Mum & Dad is a microbudget horror which tells the story of a young polish woman, Lena, who is kidnapped and ‘adopted’ into a horrific Texas-chainsaw style family with a penchant for torture and murder.
It’s a claustrophobic horror that rarely leaves the house in which Lena has been confined. This works well, both for the story and the £100,000 budget that the film was produced on, as it keeps you trapped inside the experience that Lena is going through. It’s disturbing and uncomfortable without ever using cheap “jump scares” or resorting to the Saw “torture-porn” style of staring at gore, it creates it’s horror in atmosphere, in confusion and in the mounting insanity of the situation Lena is experiencing. It is the kind of horror that never uses fantastical elements and keeps the sense that the events are possible, that there are people in this world who are that sick (Fred and Rosemary West being the prime example for this film) and that plays upon your mind when watching it.
It’s an exceptionally strong film given its low budget and mostly unknown actors, who all perform exceedingly well, and I never once felt that it suffered from a lack of funds. The direction was solid and confident, and I’m not just saying that because I’m getting taught by the director at the moment, it really does work well. The actors inhabit their characters perfectly, especially Perry Benson as Dad, and it has well thought out, impressive visuals throughout the whole movie.
The one element that I felt did not work was the visuals of the planes.

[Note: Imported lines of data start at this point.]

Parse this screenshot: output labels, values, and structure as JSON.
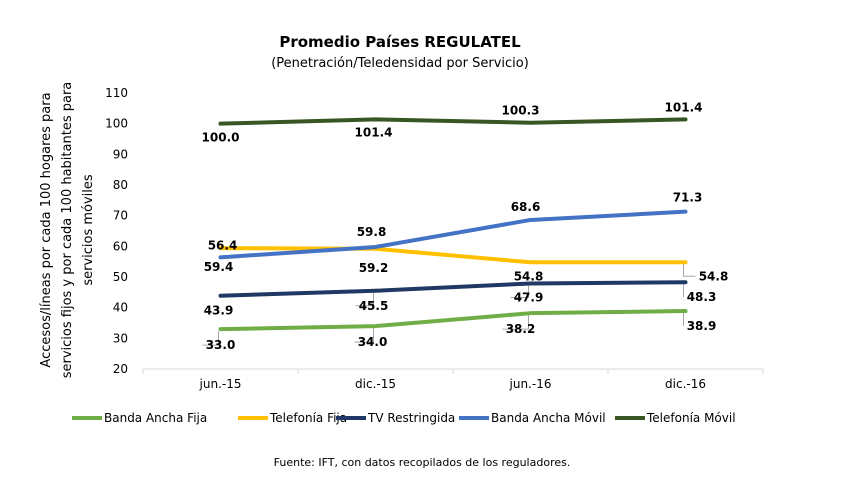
{
  "chart_data": {
    "type": "line",
    "title": "Promedio Países REGULATEL",
    "subtitle": "(Penetración/Teledensidad por Servicio)",
    "ylabel_line1": "Accesos/líneas por cada 100 hogares para",
    "ylabel_line2": "servicios fijos y por cada 100 habitantes para",
    "ylabel_line3": "servicios móviles",
    "source": "Fuente: IFT, con datos recopilados de los reguladores.",
    "categories": [
      "jun.-15",
      "dic.-15",
      "jun.-16",
      "dic.-16"
    ],
    "ylim": [
      20,
      110
    ],
    "yticks": [
      20,
      30,
      40,
      50,
      60,
      70,
      80,
      90,
      100,
      110
    ],
    "grid": false,
    "legend_position": "bottom",
    "series": [
      {
        "name": "Banda Ancha Fija",
        "color": "#70AD47",
        "values": [
          33.0,
          34.0,
          38.2,
          38.9
        ],
        "labels": [
          "33.0",
          "34.0",
          "38.2",
          "38.9"
        ]
      },
      {
        "name": "Telefonía Fija",
        "color": "#FFC000",
        "values": [
          59.4,
          59.2,
          54.8,
          54.8
        ],
        "labels": [
          "59.4",
          "59.2",
          "54.8",
          "54.8"
        ]
      },
      {
        "name": "TV Restringida",
        "color": "#203864",
        "values": [
          43.9,
          45.5,
          47.9,
          48.3
        ],
        "labels": [
          "43.9",
          "45.5",
          "47.9",
          "48.3"
        ]
      },
      {
        "name": "Banda Ancha Móvil",
        "color": "#4472C4",
        "values": [
          56.4,
          59.8,
          68.6,
          71.3
        ],
        "labels": [
          "56.4",
          "59.8",
          "68.6",
          "71.3"
        ]
      },
      {
        "name": "Telefonía Móvil",
        "color": "#375623",
        "values": [
          100.0,
          101.4,
          100.3,
          101.4
        ],
        "labels": [
          "100.0",
          "101.4",
          "100.3",
          "101.4"
        ]
      }
    ]
  }
}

They were supposed to evoke the setting of Heathrow Airport but they felt oddly unimportant as the film went on and acted more like screen wipes than settings.
This film, combined with my earlier horror reading, has planted the seed of what I want to do with my MA. I want to examine horror; I want to see how it works and what new kinds of presentation can be explored in a genre that has, in a very short time, acquired a very strict set of rules and clichés.